Sectors and assets to watch
The three publicly traded pure-play quantum names at the center of this story — IonQ (IONQ), Rigetti Computing (RGTI), and D-Wave Quantum (QBTS) — represent distinct hardware architectures: IonQ employs trapped-ion technology with systems including Aria and Forte, delivering cloud-based access through Amazon Braket, Microsoft Azure, and Google Cloud; Rigetti builds superconducting quantum processors accessible via its Quantum Cloud Services platform using its Aspen-series QPUs; and D-Wave's commercial position is built on quantum annealing hardware, specifically its Advantage systems featuring over 5,000 qubits, targeting optimization and machine learning workloads through its Leap cloud platform. Each company's CHIPS Act positioning — or absence from the direct recipient list in IonQ's case — may affect how institutional capital differentiates among them as the program moves toward deployment.
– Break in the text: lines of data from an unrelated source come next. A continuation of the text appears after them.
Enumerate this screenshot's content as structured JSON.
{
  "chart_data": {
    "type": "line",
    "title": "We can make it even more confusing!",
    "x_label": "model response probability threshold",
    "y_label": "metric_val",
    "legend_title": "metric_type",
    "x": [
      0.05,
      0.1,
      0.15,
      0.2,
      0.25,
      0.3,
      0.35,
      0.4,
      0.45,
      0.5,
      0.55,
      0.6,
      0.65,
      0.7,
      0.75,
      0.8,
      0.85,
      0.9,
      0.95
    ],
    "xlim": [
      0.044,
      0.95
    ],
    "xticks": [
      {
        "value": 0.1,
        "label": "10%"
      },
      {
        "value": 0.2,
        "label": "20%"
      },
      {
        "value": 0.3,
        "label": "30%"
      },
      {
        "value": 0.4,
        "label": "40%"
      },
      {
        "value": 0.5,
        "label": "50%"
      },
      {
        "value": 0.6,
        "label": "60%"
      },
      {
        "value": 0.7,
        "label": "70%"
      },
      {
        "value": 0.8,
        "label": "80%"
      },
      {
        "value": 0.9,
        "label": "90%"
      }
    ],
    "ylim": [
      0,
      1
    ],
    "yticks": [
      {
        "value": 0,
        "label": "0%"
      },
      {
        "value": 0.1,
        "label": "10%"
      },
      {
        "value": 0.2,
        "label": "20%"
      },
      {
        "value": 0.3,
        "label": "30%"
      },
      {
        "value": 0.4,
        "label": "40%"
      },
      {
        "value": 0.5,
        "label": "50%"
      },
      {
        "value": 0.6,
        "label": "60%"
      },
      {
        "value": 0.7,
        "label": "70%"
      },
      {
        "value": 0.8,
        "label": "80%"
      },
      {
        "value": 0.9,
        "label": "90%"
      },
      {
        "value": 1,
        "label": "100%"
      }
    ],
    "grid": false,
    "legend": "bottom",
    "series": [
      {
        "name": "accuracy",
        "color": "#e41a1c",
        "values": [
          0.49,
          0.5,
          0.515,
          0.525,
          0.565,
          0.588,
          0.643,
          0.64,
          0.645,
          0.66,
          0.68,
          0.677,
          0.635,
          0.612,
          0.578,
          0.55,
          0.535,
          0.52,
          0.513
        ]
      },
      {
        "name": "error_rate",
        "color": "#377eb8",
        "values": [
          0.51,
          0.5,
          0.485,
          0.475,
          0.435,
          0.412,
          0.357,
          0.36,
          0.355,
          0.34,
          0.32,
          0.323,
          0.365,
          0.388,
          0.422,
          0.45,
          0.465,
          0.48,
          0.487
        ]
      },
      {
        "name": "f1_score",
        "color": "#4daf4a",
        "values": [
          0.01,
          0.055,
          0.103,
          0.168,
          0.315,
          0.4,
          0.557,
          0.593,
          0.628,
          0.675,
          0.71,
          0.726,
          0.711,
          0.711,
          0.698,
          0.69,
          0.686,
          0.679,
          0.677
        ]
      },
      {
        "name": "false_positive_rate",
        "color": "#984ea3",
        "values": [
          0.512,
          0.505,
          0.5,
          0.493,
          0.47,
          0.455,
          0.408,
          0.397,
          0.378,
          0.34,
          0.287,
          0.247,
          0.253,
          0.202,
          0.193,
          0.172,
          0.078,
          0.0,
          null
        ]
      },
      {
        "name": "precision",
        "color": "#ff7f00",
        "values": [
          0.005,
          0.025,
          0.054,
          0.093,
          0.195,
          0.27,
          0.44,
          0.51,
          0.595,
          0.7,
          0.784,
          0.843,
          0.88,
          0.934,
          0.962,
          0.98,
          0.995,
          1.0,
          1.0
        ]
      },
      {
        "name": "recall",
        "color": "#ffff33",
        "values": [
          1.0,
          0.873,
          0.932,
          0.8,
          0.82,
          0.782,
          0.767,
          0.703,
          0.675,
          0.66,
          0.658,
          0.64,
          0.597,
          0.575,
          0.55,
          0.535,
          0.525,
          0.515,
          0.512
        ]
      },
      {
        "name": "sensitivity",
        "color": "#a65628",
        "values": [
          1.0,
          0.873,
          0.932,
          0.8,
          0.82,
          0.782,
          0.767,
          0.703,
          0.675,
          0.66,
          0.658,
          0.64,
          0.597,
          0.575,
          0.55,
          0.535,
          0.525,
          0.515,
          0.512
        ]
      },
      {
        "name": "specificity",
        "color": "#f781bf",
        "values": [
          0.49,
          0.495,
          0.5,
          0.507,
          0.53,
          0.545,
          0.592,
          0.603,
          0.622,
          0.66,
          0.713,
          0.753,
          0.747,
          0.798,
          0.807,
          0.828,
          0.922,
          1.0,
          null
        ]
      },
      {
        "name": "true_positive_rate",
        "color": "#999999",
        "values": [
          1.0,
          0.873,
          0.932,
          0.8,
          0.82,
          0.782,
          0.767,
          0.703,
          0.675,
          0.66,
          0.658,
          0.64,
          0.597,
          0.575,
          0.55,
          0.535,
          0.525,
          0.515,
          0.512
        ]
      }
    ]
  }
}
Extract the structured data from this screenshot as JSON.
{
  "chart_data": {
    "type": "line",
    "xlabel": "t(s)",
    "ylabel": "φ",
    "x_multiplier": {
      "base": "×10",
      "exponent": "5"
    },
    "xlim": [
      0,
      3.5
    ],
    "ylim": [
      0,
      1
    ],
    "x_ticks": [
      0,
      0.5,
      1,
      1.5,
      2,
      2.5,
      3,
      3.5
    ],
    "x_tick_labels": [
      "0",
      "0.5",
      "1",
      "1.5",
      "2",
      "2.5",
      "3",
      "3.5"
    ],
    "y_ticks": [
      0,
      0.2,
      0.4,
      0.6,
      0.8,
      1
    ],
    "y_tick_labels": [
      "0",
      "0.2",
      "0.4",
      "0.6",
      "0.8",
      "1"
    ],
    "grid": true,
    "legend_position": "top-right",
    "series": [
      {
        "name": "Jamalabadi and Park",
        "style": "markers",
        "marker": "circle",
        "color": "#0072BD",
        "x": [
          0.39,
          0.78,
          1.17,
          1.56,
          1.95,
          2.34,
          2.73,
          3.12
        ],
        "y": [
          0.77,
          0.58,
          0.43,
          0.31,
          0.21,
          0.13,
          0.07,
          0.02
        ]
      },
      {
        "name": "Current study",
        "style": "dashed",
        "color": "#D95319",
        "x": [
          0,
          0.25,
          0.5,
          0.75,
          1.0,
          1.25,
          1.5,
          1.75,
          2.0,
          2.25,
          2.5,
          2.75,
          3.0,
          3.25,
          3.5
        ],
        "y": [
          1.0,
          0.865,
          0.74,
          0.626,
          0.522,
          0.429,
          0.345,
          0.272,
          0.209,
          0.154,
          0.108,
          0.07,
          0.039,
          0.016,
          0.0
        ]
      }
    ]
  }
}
Beyond the pure-play names, the award list includes companies with significant implications for the broader quantum supply chain and infrastructure layer. IBM's $1 billion award and GlobalFoundries' $375 million allocation indicate that established semiconductor and technology manufacturers are being integrated into the federal quantum strategy alongside startups. PSIQuantum and Quantinuum, both private at the time of the announcement, are also among the nine recipients, suggesting that the competitive landscape for quantum commercialization extends well beyond the publicly traded names currently drawing the most equity market attention.
What to watch next
Key developments to monitor include the specific deployment timelines and milestone conditions attached to the CHIPS Act awards for D-Wave and Rigetti, as the equity stake structure means that federal disbursements may be tied to measurable technical or commercial benchmarks. IonQ's position relative to the award recipients warrants attention as the company pursues its own federal and commercial contracts; with a 52-week range of $25.89 to $84.64 and a current P/E of 148.3, any updates to its revenue trajectory or partnership pipeline will be closely watched. More broadly, the nine-company recipient cohort's progress toward cybersecurity and financial services applications — the sectors cited in coverage of the program — will serve as the near-term commercial test of whether the $2.013 billion federal commitment accelerates quantum computing's transition from research infrastructure to revenue-generating deployment.